At least we know that Meduza has not been singled out. A few weeks after we were branded a “foreign agent,” another independent publication joined us: VTimes, an outlet founded by exiles from another publication, Vedomosti, a respected business newspaper taken over and hollowed out by Kremlin loyalists. Together, we are the first independent media organizations to be added to the “foreign agent media” list since Voice of America and Radio Free Europe/Radio Liberty in 2017. There’s little doubt that more “foreign agent” designations will follow.
It’s a disastrous development for independent media in Russia — but the situation in Belarus is much more dire. In August, for example, a Meduza reporter, Maksim Solopov, traveled to Minsk to cover the protests. There he was detained by the police, beaten, held for two days and finally deported with a travel ban. At least he wasn’t forced to record a “confession” like Sofia Sapega, Mr. Protasevich’s Russian girlfriend, who was arrested with him.
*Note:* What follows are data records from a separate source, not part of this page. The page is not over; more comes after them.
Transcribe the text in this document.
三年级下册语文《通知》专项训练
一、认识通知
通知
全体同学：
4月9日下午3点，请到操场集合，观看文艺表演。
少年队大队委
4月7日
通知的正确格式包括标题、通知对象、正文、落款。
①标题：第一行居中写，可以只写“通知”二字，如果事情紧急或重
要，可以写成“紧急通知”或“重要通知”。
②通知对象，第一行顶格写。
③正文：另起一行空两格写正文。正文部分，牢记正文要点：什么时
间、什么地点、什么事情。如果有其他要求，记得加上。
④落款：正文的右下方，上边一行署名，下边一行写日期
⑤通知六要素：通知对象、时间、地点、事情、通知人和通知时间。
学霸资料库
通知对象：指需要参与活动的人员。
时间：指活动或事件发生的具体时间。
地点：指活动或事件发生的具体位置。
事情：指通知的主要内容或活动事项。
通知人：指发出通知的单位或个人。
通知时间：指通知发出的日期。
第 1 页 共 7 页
Even by Mr. Lukashenko’s brutal standards, this week was an escalation. On Monday, he signed a sweeping anti-press law that effectively criminalizes reporting from “unauthorized” — that is, all — protests and allows the authorities to shut down any news outlet without even a perfunctory court decision. For those who wish to pursue independent information, the choice is between exile and a prison cell.
In Russia, by contrast, it’s the legal cost of reporting, rather than outright suppression, that is increasingly prohibitive for independent media: Journalists who covered the protests in support of Mr. Navalny have been hounded by the police and summoned for questioning weeks later. But the country, in truth, is not too far behind its already fully dictatorial neighbor and ally — as the moves to outlaw Mr. Navalny’s national grass-roots activist network and block its hundreds of thousands of supporters from running for office show.
For all the drama of Mr. Protasevich’s arrest — plucked from the sky at a president’s demand — repression doesn’t usually happen in a snap. It drags on for weeks, months, years. Foreign media bureaus are expelled or restricted in their reporting, local outlets are muzzled, information dries up and international attention shifts elsewhere. Bit by bit, the space for independent inquiry shrinks, until it’s gone. And all that’s left is state propaganda.